There. You understand my point, I'm sure. And you will sympathize with my hapless traveling companion if he pulls the alarm cord. But the same thing happens with the soccer fan. And the situation is particularly difficult when the fan is also your taxi driver.

"So what about Vialli, eh?"

"I must have missed that."

"But you're going to watch the game tonight, aren't you?"

"No, I have to work on Book Z of the Metaphysics, you know? The Stagirite."

"Okay. You watch it and you'll see if I'm right or not. I say Van Basten might be the new Maradona. What do you think? But I'd keep an eye on Aldaiz, all the same."

And so on and on. Like talking to a wall. It isn't that he doesn't care a fig that / don't care a fig. It's that he can't conceive that anyone could exist and not care a fig. He wouldn't understand it even if I had three eyes and a pair of antennae emerging from the green scales of my nape. He has no notion of the diversity, the variety, the incomparability of the various possible worlds.

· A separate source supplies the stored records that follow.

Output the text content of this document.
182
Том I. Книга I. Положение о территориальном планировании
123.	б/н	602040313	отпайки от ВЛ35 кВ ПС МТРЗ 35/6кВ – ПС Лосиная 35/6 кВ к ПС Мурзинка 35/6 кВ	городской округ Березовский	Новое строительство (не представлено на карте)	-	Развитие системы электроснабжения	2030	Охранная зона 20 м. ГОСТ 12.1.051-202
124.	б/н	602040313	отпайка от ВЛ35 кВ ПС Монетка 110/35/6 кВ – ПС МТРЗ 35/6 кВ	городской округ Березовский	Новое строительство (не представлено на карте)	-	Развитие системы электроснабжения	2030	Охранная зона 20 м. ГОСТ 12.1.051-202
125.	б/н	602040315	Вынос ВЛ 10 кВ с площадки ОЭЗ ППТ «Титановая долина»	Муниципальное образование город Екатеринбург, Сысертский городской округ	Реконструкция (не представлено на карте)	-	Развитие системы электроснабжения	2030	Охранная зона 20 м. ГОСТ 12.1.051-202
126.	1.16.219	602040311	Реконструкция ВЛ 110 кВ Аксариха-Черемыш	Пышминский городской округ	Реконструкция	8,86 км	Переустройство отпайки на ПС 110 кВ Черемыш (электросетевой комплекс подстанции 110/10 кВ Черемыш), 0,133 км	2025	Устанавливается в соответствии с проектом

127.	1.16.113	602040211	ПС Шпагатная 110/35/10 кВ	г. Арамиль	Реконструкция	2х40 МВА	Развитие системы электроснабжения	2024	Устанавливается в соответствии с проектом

I have used the taxi driver as an example, but the situation is the same when the interlocutor belongs to the managerial class. It's like ulcers: they strike rich and poor alike. It is curious, however, that creatures so adamantine in their conviction that all humans are the same are ready to bash in the head of the fan who comes from the neighboring province. This ecumenical chauvinism wrings roars of admiration from me. It's as if the members of the Lombard League were to say: "Suffer the Africans to come unto us. So we can kick their ass."